Warriors rätseln über porzingis: nur ein auftritt, dann wieder funkstille
Kristaps Porzingis trug das Golden-State-Trikot bislang 64 Minuten lang. Seitdem herrscht Nebel. Der Lette fehlte in fünf der letzten sechs Partien – und selbst die Warriors wissen nicht genau, warum.
„Es ist ein bisschen mysteriös“, gestand Steve Kerr vor dem Duell mit den Clippers. Der Coach klang wie ein Detektiv, der die Spur verloren hat. „Wir hoffen auf Klarheit“, fügte er hinzu, wobei das Wort „Hoffen“ im Mai selten gut klingt.

Die diagnose bleibt im verborgenen
Porzingis steht seit Jahren unter dem Einfluss von POTS, einem chronischen Kreislaufleiden, das Herz und Kopf in eine Dauerschleife zwingt. Am vergangenen Freitag kehrte der 2,21-Meter-Mann ins Training zurück – mit lächelndem Gesicht und verschlossener Akte. Gegen die Lakers saß er wieder in Straßenkleidung. Offizielle Lautbürgerschaft: „allgemeine Erkrankung“. Die Formulierung klingt nach Placebo für Unwissenheit.

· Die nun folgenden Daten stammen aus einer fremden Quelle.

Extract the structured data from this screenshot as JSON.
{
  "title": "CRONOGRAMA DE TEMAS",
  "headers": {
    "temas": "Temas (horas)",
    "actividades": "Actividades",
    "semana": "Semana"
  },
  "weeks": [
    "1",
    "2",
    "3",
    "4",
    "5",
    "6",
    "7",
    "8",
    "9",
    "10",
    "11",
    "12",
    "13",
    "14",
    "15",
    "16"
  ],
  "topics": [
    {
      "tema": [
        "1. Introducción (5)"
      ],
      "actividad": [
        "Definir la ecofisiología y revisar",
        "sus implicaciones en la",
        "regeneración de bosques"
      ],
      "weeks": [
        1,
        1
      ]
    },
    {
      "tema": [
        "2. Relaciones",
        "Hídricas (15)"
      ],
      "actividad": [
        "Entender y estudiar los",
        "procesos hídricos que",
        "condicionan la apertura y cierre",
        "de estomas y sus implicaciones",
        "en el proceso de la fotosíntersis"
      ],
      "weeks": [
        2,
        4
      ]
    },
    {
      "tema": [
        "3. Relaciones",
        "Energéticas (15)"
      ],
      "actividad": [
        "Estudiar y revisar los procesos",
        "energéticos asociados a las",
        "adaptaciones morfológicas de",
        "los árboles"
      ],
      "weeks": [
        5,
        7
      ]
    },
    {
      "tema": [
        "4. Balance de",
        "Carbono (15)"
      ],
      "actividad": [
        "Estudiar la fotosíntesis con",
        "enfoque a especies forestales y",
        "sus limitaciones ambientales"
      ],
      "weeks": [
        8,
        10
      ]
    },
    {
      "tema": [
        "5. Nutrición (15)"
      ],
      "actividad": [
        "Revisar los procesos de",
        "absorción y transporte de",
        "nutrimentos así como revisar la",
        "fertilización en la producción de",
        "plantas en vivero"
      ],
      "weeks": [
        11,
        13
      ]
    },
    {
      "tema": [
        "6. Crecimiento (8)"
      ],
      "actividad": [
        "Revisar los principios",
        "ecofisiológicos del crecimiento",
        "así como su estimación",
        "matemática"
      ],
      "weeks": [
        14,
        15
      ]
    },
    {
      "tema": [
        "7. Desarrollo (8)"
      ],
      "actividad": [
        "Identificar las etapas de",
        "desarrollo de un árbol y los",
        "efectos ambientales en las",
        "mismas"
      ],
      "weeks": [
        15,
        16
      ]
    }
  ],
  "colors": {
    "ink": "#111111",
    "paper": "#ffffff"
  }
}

Kerr hatte noch Anfang der Woche angedeutet, das POTS spiele eine Rolle, zog die Aussage später aber zurück. Die Front Office will offenbar keine Gesundheitsakte zum Handelsgut werden lassen – verständlich, aber auch ein Fass ohne Boden für Gerüchte.
Die Zahlen sprechen ohnehin eine klare Sprache: 19 Einsätze in dieser Saison, 16,8 Punkte im Schnitt, Vertragsende in wenigen Wochen. Für einen Spieler, der als Tausendsassa ins Silicon Valley der NBA geschwappt war, wirkt der Lebenslauf plötzlich wie ein Stundenlohnzettel.
Dabei ist das Timing brandgefährlich. Die Warriors kämpfen um Play-In-Plätze, Steph Curry fällt weiter aus, Klay Thompson sucht nach Rhythmus. Ein verlässlicher Porzingis könnte den Unterschied zwischen Frühjahrsurlaub und Meisterschaftsrennen bedeuten. Stattdessen liefern sie sich ein Wettrennen mit der eigenen medizinischen Abteilung – und die Uhr tickt.
Porzingis selbst schweigt, was in der Liga selten ein gutes Zeichen ist. Wer nicht spricht, lässt andere sprechen – über Trade-Spekulationen, Gehaltseinbußen, Karriereenden. Die Warriors zahlten für einen möglichen X-Factor, nicht für ein X-Files-Script.
Die Saison hat noch 15 Spiele. Wenn Porzingis nicht bald wieder aufläuft, bleibt Golden State nichts als die tröstliche Gewissheit, dass selbst ein mysteriöser Superstar billiger ist als ein gesunder Ersatzmann mit Langzeitvertrag. Die Frage ist nur, ob das reicht, um im Sommer nicht erneut die Rechnung zu präsentieren bekommen.